DOJ confesses FBI seized ‘boxes’ of possibly privileged records from Mar-a-Lago

A newly unsealed court filing reveals that the Department of Justice has confessed its FBI agents took “boxes” of possibly privileged records from Mar-a-Lago, President Trump’s home.

The FBI staged a massive armed agent raid on his home a few weeks ago, and it’s been revealed it was part of an investigation into the documents he took with him when he left office.

The FBI, known for years already for its entrenched opposition to President Trump starting out with its collaboration with Democrats on the now-debunked “Russiagate” conspiracy theory in 2016, alleges there are classified documents that need to be returned to the government.

Trump has said he declassified the documents he had, and his lawyers already were working with the government’s archives officials to provide them with documents they may want.

Nonetheless, the FBI staged its armed, unannounced raid while Trump was not at his home, hauling away many items, apparently including documents like Trump’s passport, which it was not entitled to have.

The Washington Examiner said the DOJ now has admitted FBI operators seized “numerous boxes containing potentially privileged records belonging” to Trump.

“The revelation was contained within a newly unsealed late August filing by the DOJ following a Monday court order from Aileen Cannon, the Florida judge overseeing much of the case. The DOJ filing made a distinction between the case team investigating Trump and the privilege review team filtering out records that might be subject to the attorney-client privilege or other privilege claims made by the former president,” the report explained.

The documents included a message from a lawyer named “Rudy,” though the DOJ did not formally identify that this was Trump’s personal lawyer Rudy Giuliani.

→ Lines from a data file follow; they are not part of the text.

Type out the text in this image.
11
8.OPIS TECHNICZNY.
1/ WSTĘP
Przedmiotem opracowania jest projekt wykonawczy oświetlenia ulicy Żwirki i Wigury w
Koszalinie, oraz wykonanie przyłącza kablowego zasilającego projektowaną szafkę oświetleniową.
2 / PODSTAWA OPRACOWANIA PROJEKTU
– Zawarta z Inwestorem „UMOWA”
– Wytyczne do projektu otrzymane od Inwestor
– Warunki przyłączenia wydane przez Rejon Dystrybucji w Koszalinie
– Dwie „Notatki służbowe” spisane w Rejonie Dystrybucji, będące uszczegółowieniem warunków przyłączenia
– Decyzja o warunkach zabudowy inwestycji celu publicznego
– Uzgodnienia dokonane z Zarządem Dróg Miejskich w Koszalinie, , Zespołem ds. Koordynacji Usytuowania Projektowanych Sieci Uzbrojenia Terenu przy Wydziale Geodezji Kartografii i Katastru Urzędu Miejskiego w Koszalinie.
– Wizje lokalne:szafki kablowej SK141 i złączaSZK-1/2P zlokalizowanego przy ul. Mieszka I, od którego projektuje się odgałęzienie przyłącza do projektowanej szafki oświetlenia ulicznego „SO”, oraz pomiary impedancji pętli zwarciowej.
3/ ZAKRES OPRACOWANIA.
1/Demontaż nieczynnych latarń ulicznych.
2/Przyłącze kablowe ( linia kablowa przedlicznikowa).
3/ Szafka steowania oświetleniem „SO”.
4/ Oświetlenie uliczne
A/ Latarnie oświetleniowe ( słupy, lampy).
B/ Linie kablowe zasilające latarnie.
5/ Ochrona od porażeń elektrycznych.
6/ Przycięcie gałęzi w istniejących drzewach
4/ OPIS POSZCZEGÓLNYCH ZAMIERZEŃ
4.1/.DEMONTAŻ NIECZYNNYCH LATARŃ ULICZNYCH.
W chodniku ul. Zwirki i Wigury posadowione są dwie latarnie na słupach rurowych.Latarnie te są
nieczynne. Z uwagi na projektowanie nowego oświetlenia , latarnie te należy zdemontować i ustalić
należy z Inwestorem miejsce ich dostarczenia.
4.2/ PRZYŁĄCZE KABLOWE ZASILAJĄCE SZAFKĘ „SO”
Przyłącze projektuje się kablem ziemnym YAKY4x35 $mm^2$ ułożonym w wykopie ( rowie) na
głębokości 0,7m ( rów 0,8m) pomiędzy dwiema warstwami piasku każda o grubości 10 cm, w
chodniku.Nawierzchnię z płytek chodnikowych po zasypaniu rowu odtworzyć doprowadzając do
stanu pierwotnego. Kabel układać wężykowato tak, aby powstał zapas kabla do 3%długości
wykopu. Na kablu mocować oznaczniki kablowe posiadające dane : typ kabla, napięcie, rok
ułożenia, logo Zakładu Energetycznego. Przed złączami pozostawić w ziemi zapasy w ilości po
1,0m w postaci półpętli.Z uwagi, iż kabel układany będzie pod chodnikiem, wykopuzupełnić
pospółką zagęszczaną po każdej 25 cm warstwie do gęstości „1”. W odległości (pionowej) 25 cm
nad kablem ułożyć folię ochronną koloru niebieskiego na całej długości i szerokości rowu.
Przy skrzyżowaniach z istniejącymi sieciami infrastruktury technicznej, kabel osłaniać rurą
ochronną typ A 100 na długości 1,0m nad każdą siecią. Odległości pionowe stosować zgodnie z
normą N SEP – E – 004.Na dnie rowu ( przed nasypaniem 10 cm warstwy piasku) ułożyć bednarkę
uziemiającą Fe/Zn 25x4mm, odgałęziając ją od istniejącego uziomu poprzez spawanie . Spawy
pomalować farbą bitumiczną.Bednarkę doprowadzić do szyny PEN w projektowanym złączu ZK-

Another involved a reference to former Trump White House counsel Pat Cipollone.

Further, there were dozens of pages of lists of phone calls by Trump.

The FBI has confirmed it took more than 11,000 records during the raid, which left many Americans in shock that a Democrat administration, under Joe Biden, would launch such an attack using the full armed potential of the government on his predecessor.

Commentators have noted the bad precedent it sets, in that a Republican successor to Biden could now at some point dispatch a raid by FBI agents to Biden’s multiple luxury homes, perhaps in pursuit of details about the multitude of business deals Biden’s son, Hunter, arranged with foreign nations while Joe Biden was vice president and then president.

Critics have noted many of those deals look exactly like an influence-for-sale scheme.